When it was his turn to speak, Virginia Deputy Attorney General Samuel Towell said the school had to weigh student’s speech rights against the school’s ability to limit harmful or hurtful speech. The plaintiffs had suggested the school disable the app on the school’s internet network, but the school feared they would face a civil suit from Yik Yak if they took that step, he said.

“It was an app out of the university’s control,” Towell said, stressing the school’s liability rests on the amount of “substantial control” they have over the medium of speech transmission being used. He said the anonymity of the students also weakened the amount of control the school had over the incident.

This lead to a vigorous debate about the legality of threatening speech, and how to deal with it at a time when online anonymous speech is just a swipe away.

U.S. Circuit Judge Pamela Harris, an Obama appointee, asked if the university would have been liable  if the threats had not been online, but instead been printed on posters that would put up in the dead of night.

“Is there no obligation, no liability as long as the posters are anonymous?” she asked.

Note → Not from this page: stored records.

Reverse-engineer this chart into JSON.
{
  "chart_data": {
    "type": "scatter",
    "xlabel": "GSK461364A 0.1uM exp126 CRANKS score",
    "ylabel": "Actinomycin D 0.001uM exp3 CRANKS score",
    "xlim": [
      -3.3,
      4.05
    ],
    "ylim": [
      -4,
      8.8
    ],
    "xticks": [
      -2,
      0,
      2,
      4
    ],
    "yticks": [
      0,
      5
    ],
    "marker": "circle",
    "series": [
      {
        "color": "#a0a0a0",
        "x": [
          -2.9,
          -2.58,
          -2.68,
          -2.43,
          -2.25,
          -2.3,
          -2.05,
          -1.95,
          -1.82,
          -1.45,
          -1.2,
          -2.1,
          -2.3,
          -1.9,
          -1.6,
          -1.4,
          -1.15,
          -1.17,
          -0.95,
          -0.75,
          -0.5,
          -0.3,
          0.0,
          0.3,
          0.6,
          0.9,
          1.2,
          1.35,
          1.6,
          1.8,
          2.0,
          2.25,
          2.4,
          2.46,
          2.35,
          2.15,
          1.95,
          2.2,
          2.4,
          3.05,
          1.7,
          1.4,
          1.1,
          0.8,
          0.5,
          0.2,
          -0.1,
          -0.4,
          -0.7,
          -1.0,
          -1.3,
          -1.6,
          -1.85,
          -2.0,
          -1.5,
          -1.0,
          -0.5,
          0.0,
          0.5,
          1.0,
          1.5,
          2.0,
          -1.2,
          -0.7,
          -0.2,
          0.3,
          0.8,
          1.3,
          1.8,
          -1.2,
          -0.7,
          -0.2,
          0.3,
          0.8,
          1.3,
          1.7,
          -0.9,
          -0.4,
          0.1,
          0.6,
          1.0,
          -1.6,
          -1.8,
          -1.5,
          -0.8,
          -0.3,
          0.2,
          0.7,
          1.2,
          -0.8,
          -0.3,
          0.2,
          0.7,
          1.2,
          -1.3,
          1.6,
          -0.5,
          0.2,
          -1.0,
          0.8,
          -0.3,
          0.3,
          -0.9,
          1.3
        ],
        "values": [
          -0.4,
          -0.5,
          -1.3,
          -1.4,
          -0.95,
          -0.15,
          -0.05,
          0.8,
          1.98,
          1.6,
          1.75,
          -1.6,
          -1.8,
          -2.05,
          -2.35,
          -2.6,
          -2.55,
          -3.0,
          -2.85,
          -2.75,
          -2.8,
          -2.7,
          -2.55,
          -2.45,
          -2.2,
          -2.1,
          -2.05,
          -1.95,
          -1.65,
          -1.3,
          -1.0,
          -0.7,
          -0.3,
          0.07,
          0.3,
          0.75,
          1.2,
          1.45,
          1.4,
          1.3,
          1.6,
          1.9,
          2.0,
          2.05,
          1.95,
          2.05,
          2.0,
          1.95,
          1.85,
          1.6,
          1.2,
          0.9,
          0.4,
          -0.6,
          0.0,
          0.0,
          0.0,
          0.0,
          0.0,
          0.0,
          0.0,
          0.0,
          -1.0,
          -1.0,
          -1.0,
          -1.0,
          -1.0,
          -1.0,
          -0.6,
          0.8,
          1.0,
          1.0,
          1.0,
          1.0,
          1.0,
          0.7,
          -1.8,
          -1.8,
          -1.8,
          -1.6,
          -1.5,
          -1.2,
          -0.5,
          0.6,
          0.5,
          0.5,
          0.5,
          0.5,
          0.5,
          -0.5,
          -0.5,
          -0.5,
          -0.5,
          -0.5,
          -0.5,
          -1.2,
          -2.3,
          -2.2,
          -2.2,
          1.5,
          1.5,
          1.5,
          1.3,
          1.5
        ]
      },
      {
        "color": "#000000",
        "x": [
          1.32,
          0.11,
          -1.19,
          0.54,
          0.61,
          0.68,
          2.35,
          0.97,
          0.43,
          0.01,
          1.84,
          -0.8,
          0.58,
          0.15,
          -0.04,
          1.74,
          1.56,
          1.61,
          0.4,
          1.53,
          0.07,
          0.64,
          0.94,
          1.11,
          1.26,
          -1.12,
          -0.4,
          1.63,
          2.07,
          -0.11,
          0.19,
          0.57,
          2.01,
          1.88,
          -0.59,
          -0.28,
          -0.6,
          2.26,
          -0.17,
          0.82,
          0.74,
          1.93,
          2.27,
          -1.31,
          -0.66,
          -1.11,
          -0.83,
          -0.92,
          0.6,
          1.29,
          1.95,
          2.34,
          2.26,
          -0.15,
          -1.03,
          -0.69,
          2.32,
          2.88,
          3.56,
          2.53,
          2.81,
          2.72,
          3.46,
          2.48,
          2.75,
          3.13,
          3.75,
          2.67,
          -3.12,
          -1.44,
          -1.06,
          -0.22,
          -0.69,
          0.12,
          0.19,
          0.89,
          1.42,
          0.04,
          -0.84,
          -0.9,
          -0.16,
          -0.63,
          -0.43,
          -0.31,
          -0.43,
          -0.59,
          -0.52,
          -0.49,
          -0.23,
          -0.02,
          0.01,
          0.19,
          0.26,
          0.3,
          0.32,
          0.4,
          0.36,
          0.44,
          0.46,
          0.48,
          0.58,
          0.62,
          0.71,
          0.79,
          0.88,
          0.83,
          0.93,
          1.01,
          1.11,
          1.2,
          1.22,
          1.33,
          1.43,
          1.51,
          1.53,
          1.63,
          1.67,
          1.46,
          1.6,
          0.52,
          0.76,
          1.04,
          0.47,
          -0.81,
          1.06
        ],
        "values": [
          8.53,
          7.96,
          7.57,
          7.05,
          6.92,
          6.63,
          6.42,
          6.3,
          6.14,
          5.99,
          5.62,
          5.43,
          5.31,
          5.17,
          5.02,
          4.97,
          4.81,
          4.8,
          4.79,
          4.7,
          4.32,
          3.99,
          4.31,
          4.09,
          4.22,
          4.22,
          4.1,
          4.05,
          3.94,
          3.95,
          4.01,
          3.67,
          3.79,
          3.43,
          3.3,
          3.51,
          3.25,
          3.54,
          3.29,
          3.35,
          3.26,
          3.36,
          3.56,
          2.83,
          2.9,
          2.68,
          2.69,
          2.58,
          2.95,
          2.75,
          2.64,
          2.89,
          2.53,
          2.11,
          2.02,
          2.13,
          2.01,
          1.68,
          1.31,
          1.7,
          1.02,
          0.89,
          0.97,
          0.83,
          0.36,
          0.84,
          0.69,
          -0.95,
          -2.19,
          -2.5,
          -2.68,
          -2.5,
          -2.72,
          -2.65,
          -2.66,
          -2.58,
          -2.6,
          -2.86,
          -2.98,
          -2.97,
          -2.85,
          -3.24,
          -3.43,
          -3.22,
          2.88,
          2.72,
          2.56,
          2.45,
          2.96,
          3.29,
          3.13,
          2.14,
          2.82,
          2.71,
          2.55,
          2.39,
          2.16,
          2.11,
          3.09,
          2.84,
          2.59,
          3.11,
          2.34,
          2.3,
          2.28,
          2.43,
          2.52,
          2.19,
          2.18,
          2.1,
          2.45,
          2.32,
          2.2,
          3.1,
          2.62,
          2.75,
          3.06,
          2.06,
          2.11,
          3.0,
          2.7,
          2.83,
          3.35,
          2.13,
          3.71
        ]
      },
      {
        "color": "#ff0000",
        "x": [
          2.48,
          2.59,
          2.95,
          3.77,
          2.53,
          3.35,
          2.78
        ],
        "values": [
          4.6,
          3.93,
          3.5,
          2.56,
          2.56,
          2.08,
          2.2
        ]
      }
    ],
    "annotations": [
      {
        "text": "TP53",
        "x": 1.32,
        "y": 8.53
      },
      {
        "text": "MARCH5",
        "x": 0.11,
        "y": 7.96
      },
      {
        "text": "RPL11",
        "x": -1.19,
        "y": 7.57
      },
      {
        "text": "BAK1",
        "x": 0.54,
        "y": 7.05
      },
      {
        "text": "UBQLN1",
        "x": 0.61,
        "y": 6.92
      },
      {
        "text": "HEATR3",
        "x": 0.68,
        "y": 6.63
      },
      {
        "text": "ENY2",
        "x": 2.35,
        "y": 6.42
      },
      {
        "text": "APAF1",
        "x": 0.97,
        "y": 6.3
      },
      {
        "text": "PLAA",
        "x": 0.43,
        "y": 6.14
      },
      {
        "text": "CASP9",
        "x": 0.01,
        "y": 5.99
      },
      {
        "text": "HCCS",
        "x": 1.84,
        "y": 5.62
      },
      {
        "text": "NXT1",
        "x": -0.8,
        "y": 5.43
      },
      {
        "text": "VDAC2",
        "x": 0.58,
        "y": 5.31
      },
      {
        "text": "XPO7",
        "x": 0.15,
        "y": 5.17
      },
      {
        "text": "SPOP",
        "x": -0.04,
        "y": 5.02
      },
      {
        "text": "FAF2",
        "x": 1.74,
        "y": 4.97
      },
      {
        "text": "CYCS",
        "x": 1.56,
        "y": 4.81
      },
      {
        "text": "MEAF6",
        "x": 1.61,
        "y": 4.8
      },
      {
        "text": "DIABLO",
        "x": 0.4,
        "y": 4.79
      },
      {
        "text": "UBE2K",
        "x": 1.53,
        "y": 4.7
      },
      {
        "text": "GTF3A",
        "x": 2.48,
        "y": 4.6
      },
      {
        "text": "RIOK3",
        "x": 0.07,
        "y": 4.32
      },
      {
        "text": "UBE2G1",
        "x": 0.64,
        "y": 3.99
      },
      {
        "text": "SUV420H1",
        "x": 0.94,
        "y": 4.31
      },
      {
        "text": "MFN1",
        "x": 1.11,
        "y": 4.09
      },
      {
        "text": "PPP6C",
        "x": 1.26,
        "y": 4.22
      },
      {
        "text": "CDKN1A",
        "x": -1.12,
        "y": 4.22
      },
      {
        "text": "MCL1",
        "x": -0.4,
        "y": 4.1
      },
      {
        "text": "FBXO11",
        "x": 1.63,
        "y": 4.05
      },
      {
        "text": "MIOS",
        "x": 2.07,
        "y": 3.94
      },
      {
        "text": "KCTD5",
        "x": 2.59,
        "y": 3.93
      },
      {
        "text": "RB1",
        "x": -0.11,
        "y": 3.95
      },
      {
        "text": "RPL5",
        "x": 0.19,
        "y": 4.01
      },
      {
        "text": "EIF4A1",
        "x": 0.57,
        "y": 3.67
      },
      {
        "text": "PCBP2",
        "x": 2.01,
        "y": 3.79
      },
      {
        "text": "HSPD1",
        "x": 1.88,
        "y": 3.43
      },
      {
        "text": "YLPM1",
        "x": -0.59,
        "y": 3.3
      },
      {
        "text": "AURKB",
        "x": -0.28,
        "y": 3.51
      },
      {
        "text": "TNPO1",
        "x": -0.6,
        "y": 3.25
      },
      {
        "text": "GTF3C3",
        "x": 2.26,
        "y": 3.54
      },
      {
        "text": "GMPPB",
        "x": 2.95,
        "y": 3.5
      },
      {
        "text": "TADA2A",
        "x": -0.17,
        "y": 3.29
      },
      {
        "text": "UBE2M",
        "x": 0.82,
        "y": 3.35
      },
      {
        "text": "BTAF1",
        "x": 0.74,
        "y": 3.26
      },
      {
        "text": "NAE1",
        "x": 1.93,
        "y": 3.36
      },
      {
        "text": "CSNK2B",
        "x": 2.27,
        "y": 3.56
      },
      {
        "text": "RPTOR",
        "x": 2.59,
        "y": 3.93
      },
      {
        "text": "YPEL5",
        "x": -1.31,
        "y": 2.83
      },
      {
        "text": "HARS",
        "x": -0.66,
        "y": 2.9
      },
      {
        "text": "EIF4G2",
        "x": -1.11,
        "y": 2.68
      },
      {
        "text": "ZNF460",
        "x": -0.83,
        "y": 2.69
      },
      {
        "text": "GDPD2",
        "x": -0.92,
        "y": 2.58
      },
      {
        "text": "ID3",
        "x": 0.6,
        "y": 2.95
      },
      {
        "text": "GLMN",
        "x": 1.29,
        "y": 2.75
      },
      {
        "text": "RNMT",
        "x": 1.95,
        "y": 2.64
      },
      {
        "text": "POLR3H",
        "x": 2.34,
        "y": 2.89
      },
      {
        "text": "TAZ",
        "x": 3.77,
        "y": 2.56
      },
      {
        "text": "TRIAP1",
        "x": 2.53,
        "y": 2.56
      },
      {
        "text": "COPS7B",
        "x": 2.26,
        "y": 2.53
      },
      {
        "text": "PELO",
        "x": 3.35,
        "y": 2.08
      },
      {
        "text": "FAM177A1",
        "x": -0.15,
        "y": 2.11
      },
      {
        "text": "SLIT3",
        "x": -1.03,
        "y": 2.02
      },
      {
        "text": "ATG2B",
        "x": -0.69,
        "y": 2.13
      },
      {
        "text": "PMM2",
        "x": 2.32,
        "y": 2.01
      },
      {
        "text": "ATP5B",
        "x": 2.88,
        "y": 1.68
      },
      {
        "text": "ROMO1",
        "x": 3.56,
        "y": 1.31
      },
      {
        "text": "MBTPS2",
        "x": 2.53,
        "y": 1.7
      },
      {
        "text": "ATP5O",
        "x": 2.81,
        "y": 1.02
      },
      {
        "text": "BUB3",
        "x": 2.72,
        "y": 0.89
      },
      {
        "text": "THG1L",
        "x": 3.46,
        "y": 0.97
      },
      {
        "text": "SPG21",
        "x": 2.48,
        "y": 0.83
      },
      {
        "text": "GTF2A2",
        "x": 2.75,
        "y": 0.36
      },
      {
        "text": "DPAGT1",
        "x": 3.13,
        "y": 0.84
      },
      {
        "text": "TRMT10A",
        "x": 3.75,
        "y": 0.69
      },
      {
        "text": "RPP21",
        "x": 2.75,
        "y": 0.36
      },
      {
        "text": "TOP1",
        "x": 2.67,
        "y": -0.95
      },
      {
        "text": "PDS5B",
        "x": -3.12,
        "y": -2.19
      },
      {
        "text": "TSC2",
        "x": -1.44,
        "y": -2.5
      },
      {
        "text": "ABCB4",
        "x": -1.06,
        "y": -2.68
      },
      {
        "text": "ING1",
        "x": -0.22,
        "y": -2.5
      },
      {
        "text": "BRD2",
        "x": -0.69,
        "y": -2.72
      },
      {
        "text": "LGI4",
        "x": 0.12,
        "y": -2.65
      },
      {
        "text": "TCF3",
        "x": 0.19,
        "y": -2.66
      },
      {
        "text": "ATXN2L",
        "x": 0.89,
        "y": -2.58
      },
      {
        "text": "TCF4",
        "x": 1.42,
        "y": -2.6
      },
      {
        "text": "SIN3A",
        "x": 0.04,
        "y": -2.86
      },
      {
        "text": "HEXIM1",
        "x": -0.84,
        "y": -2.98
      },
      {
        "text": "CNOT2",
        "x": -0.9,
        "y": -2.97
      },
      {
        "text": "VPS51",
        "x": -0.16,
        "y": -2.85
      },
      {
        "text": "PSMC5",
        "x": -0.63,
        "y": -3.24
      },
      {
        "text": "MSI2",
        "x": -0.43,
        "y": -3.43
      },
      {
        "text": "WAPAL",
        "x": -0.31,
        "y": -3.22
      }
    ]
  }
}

Towell stressed that there is a threshold for “credible threats” and pointed to one instance where a Yik Yak post was about a specific person and specific place where they intended to harm. Campus police were contacted by the victim and she was offered security to ensure she wouldn’t be attacked.

But U.S. Circuit Judge Robert King, a Clinton appointee, appeared disturbed by the entire defense. He pointed to Fourth Circuit precedent which found any threat, no matter the medium it is transmitted with, is a crime.

“A crime is a crime,” he said sternly before questioning the school’s logic. “The university has a degree of interest in protecting students, but threats against students are constitutionally protected?”

In his closing remarks, Chemerinsky reiterated some of the language of the threats, including one that suggested tying one of the women to a radiator and raping her.

“These are true threats and [the state] underestimates the record,” he said. “The university’s inaction amounts to deliberate indifference. They did nothing.”